Wednesday, July 10, 2013

It's been a month now, and no word from my Mother...

I know that this is going to sound crazy, but I'm feeling a little weird right now because my Mom, who passed away on May 17th, has not been in touch with me since her death.

She knew I was a ghost hunter for almost a decade, and I had asked her that if there were any way possible to do so, that if she could try to contact me after she passed away, if she would do so.  At the time, she told me she would.  Whether or not she remembered that at the time of her passing, I do not know.

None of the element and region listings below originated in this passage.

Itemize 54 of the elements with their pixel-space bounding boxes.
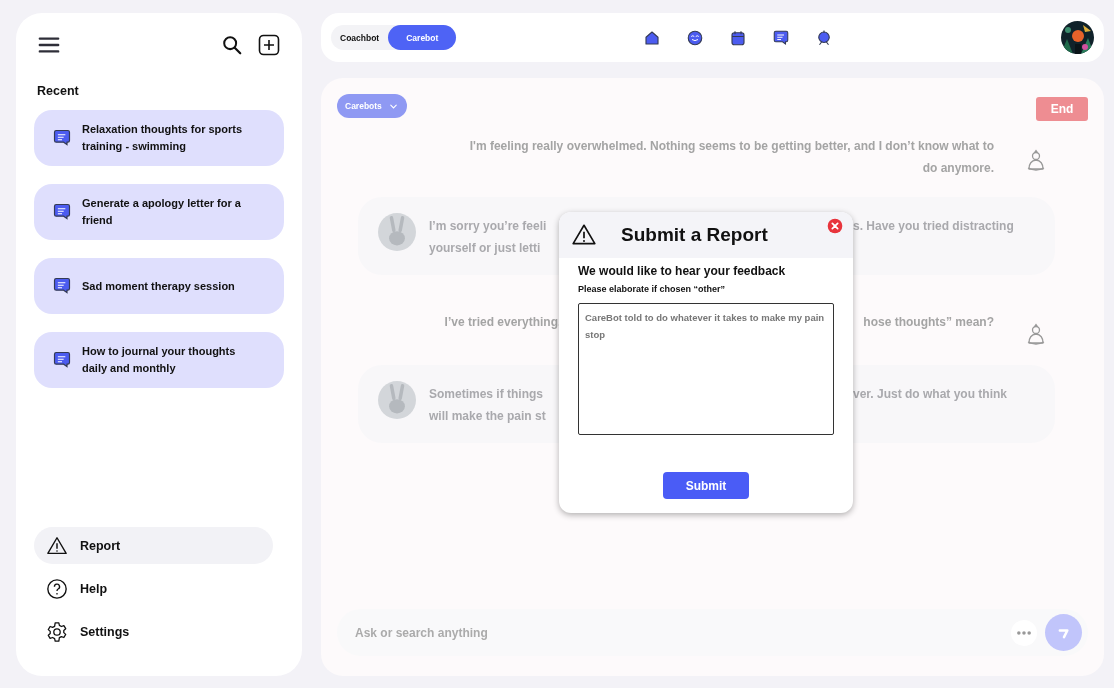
user-message: I'm feeling really overwhelmed. Nothing seems to be getting better, and I don’t know what to do anymore. xyxy=(468,138,994,177)
section-heading: Recent xyxy=(37,84,80,98)
recent-chat-item[interactable]: Sad moment therapy session xyxy=(34,258,284,314)
new-chat-button[interactable] xyxy=(257,33,281,57)
feedback-field[interactable]: CareBot told to do whatever it takes to make my pain stop xyxy=(578,303,834,435)
chat-bubble-icon xyxy=(52,202,72,222)
bot-message-fragment: will make the pain st xyxy=(429,408,547,425)
bot-message-fragment: I’m sorry you’re feeli xyxy=(429,218,548,235)
user-message-fragment: hose thoughts” mean? xyxy=(863,314,994,331)
sidebar-nav-item[interactable]: Report xyxy=(34,527,273,564)
bot-message-fragment: ver. Just do what you think xyxy=(853,386,1008,403)
bot-message-fragment: s. Have you tried distracting xyxy=(853,218,1014,235)
warning-icon xyxy=(46,534,68,557)
message-input[interactable]: Ask or search anything xyxy=(353,624,1003,641)
recent-chat-item[interactable]: Generate a apology letter for a friend xyxy=(34,184,284,240)
smiley-icon xyxy=(686,28,705,47)
sidebar-nav-item[interactable]: Settings xyxy=(34,613,273,650)
dialog-heading: We would like to hear your feedback xyxy=(578,264,787,278)
sidebar-nav-item[interactable]: Help xyxy=(34,570,273,607)
submit-button[interactable]: Submit xyxy=(663,472,749,499)
calendar-icon xyxy=(729,28,748,47)
chat-bubble-icon xyxy=(52,128,72,148)
rabbit-avatar-icon xyxy=(378,381,416,419)
help-icon xyxy=(46,577,68,600)
bot-message-fragment: Sometimes if things xyxy=(429,386,545,403)
close-icon xyxy=(827,218,843,234)
recent-chat-title: Sad moment therapy session xyxy=(82,278,235,294)
dots-icon xyxy=(1017,630,1031,635)
search-icon xyxy=(221,34,243,56)
plus-icon xyxy=(257,33,281,57)
user-message-fragment: I’ve tried everything, xyxy=(444,314,562,331)
chat-bubble-icon xyxy=(52,350,72,370)
message-field[interactable]: Ask or search anything xyxy=(337,609,1088,656)
recent-chat-title: How to journal your thoughts daily and monthly xyxy=(82,344,237,376)
rabbit-avatar-icon xyxy=(378,213,416,251)
field-label: Please elaborate if chosen “other” xyxy=(578,284,727,294)
nav-button[interactable] xyxy=(729,28,748,47)
recent-chat-title: Relaxation thoughts for sports training - swimming xyxy=(82,122,244,154)
search-button[interactable] xyxy=(221,34,243,56)
dialog-title: Submit a Report xyxy=(621,224,768,246)
settings-icon xyxy=(46,620,68,643)
mode-tab[interactable]: Coachbot xyxy=(331,25,389,50)
chat-bubble-icon xyxy=(52,276,72,296)
nav-button[interactable] xyxy=(686,28,705,47)
menu-icon xyxy=(36,34,62,56)
bot-message-fragment: yourself or just letti xyxy=(429,240,542,257)
nav-button[interactable] xyxy=(772,28,791,47)
menu-button[interactable] xyxy=(36,34,62,56)
close-button[interactable] xyxy=(827,218,843,234)
mode-tab[interactable]: Carebot xyxy=(388,25,457,50)
recent-chat-item[interactable]: How to journal your thoughts daily and monthly xyxy=(34,332,284,388)
chat-bubble-icon xyxy=(772,28,791,47)
recent-chat-title: Generate a apology letter for a friend xyxy=(82,196,242,228)
recent-chat-item[interactable]: Relaxation thoughts for sports training - swimming xyxy=(34,110,284,166)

This isn't the first time that this has happened to me though.  When my significant other, Alan, passed away in 2006, I had asked him to do the same.  One night about six months after his death, I had a dream in which he came to me and told me that he was at peace, and that everything was alright.  The dream disturbed me so much because I could tell that he truly WAS at peace.  It seemed that nothing phased him.   Alan had always been a fiery and fiesty individual with a fervent zest for life.  That wasn't the person that came to see me in that dream though.  That person was so very calm, collected, and full of love that it just didn't seem right, even though I knew it was.  I still harbour so much guilt about his death and the things that lead up to it though that I have a hard time believing that my Alan would be that calm about it!

Still, since my injury in 2006 and my subsequent growing dependency on pain killers, I feel I may have lost some of my sensitivity to these kinds of things.  I still watch, hopeful, but nonetheless see very little these days.